This README is directly from GitHub - stephen-snyk/snyk-box-bitbucket .

The purpose of this repository is to quickly instantiate an environment used to demonstrate Snyk’s integrations with on-premise solutions. Specifically this currently builds a Bitbucket container. Many of these solutions do not run well (or at all) on ARM. There’s no reason for everyone to figure this out for the first time, and it means you can also destroy the system when finished using it to save costs.

The Prerequisites and Instructions are critical to making this work.

What it builds today:

  • Instantiate and update a linux host in GCP with a public IP address, origin.tf and nat_ip.tf.

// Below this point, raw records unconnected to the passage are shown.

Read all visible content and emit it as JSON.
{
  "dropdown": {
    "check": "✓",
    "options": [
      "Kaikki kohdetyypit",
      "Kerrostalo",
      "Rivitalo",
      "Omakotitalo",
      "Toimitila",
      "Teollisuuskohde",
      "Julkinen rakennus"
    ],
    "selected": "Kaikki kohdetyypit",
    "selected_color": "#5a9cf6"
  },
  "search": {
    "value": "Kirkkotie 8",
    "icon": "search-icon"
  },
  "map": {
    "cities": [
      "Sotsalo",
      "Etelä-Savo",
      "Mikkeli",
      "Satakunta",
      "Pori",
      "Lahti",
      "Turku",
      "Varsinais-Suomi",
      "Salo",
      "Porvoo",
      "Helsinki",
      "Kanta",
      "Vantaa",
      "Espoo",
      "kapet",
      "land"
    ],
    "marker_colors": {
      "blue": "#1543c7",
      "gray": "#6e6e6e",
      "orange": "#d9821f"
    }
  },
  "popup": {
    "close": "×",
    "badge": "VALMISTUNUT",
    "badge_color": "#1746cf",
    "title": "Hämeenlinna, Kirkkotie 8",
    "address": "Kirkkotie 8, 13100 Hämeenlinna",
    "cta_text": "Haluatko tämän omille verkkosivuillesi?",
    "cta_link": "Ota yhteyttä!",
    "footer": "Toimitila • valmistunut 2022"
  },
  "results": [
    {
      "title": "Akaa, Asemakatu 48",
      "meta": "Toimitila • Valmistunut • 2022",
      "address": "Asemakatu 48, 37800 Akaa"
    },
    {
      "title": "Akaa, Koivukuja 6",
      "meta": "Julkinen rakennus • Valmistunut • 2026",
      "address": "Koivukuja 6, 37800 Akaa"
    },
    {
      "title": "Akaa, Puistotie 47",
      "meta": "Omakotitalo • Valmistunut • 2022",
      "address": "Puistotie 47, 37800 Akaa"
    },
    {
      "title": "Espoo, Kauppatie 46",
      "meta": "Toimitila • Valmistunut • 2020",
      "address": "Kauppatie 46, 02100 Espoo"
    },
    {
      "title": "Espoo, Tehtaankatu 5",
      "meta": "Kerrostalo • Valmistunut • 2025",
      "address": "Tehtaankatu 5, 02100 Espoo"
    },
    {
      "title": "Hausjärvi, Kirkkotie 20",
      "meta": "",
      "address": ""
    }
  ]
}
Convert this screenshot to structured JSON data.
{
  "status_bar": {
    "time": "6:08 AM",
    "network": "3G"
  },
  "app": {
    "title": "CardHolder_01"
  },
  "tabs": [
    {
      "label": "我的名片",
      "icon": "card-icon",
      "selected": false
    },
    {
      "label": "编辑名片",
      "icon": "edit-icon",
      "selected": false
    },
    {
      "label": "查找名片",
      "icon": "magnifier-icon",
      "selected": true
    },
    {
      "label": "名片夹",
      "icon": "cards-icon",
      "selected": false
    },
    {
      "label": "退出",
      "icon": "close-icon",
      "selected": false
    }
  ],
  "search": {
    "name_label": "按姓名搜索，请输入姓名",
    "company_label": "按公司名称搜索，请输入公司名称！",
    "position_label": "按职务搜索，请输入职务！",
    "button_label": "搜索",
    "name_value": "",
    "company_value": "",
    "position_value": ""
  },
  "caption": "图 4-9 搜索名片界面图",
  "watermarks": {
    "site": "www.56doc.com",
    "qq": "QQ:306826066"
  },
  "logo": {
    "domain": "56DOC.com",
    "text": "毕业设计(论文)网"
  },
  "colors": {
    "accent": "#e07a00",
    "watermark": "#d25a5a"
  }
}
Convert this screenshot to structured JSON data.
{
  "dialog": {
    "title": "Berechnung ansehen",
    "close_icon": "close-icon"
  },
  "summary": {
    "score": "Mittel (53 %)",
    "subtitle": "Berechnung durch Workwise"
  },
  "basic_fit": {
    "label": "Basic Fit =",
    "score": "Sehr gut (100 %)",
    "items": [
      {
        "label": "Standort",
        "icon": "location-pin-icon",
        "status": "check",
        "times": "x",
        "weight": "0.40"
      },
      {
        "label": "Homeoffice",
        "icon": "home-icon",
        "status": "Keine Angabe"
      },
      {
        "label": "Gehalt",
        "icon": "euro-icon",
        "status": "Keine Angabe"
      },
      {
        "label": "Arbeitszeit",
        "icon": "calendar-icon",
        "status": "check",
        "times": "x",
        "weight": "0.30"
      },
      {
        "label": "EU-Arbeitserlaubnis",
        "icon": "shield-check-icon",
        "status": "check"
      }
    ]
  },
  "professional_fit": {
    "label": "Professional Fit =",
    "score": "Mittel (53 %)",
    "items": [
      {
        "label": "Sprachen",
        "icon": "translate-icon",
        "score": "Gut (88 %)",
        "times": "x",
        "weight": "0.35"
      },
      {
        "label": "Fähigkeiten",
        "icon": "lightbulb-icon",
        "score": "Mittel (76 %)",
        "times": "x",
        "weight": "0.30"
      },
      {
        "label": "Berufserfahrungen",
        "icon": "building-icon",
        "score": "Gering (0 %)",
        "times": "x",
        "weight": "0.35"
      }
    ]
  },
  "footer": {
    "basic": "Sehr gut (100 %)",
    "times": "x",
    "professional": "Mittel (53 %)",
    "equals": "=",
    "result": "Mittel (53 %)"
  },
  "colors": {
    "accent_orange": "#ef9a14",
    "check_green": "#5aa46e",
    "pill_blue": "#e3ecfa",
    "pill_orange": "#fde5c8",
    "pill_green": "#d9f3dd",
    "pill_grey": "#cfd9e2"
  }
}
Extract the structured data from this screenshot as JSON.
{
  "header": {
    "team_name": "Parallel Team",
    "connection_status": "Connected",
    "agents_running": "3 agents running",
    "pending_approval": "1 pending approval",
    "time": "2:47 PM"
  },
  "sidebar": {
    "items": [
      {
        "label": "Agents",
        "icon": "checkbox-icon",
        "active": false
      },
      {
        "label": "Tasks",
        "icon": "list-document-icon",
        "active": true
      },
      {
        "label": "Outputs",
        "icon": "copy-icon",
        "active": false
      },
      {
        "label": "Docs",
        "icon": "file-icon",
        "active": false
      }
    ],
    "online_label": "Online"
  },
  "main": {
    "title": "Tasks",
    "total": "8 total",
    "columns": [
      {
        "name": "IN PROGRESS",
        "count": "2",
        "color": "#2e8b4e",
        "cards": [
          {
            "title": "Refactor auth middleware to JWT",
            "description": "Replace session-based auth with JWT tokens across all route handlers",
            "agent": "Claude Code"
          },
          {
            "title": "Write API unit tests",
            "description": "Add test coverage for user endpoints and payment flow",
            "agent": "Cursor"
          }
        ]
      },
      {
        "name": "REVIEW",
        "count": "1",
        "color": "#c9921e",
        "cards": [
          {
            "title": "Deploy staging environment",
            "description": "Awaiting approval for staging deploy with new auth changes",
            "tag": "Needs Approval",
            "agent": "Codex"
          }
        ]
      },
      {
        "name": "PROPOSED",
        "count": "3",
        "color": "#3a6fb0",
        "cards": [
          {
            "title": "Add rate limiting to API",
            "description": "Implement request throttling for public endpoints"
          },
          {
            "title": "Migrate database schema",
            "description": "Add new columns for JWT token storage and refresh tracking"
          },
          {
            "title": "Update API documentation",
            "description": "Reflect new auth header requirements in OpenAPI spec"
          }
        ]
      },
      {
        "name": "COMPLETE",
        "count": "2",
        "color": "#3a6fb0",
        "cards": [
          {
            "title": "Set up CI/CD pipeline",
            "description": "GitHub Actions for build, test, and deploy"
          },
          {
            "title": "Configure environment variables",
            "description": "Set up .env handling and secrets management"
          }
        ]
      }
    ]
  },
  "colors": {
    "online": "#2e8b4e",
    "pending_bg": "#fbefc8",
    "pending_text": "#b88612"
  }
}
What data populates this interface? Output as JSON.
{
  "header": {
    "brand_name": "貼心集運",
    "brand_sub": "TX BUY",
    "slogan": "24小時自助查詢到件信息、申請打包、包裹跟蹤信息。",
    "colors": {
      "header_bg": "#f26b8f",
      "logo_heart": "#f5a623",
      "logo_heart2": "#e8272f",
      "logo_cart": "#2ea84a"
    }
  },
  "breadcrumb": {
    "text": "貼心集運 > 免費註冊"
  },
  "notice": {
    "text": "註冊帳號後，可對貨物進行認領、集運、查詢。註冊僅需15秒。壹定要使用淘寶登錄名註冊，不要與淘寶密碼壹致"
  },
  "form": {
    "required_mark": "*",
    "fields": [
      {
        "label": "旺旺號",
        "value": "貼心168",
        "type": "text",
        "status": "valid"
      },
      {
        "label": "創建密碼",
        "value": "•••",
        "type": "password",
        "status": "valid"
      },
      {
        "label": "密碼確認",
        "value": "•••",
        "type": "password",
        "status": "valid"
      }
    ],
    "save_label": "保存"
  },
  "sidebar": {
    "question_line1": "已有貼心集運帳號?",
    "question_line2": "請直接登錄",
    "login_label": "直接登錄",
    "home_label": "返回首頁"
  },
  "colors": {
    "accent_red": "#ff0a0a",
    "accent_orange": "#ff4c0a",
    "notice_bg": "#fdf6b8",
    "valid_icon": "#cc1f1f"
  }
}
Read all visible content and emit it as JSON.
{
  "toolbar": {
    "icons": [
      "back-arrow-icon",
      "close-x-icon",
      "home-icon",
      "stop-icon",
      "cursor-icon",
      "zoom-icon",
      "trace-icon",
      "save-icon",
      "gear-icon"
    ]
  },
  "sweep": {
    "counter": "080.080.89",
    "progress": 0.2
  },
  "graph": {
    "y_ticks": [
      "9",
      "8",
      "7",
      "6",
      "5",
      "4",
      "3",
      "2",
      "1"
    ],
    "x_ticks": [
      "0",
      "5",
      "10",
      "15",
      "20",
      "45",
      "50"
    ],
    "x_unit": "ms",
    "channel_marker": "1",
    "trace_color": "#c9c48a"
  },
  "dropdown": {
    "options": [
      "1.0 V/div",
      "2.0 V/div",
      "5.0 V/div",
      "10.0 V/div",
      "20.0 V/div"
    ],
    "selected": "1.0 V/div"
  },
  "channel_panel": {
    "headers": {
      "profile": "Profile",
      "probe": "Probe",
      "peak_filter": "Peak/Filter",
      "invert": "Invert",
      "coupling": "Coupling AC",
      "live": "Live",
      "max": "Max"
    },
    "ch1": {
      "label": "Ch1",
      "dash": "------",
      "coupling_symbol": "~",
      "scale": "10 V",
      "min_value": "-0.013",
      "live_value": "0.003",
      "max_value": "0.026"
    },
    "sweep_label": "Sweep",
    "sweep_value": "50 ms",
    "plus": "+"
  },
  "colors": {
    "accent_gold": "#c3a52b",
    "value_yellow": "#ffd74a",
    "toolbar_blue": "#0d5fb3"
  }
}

  • Create firewall rules to permit the most relevant ports for these applications from your home IP firewallrules.tf.

  • Install Docker, server.tpl.

  • Build a Bitbucket container, found in the folder bitbucket. The reason for the custom container is that it enables SSL (required for Broker), and generates SSL certificates that are imported into the container, server.tpl.

  • Build a Snyk Broker container for Bitbucket container, server.tpl.

Prerequisites

  1. Install and login to Google Cloud Platform, [gcloud CLI overview     Google Cloud CLI Documentation](https://cloud.google.com/sdk/gcloud/) .
  2. Install Terraform, [Install Terraform Terraform HashiCorp Developer](https://learn.hashicorp.com/tutorials/terraform/install-cli) .
  3. Sign up for a Bitbucket account if you don’t have one.

Instructions

  • Clone the repository git clone https://github.com/stephen-snyk/snyk-box-bitbucket.git, and cd into the directory. There is a .gitignore file so your tfvars and plan should not be pushed to the SCM.

  • Edit terraform.tfvars

    • You can change the region, zone, and machine type but the ones in the sample file work fine.

    • Set the Bitbucket credentials here so that we can automate the Broker configuration. So just be sure that when you are are able to login to Bitbucket and creating the user you create an account with the credentials set here.

    • Setting your public IP address in my_subnet will keep the environment more secure and our security team happier.

  • Instantiate Terraform

    The commands below will upgrade the Terraform provider (i.e. we’re using the GCP provider), initialize the working directory where you cloned the GitHub repository, and create the plan used to build the environment.

    terraform init -upgrade terraform init terraform plan --out=first.plan

  • Typically errors generated when creating the plan are from incorrect variables in the terraform.tfvars, or if you’ve edited the variables in server.tpl or the origin.tf.

  • Apply the Terraform plan

    This builds everything in the plan in GCP. It takes less than 5 minutes. And once completed you should see a message about the apply completing and get some of the networking information as output.

    terraform apply "first.plan"

  • Complete Bitbucket Configuration

    Bitbucket will shortly be available on the public IP address output to your console on port 443, so navigate to that in a web browser.

    They only provide temporary licenses for Bitbucket server/datacenter, which is another good reason to be able to create/destroy this at will. You will be prompted to sign into your Bitbucket account to generate the temporary license.

    When prompted to create a Bitbucket user use the credentials set in your tfvars file in step 2.

  • Destroy everything

If you need to make changes it is best to practice the changes in the running environment. Once you know how to implement them correctly destroy the currently running environment first. Then make changes (most likely in server.tpl) and go back to terraform plan, terraform apply to build the new version.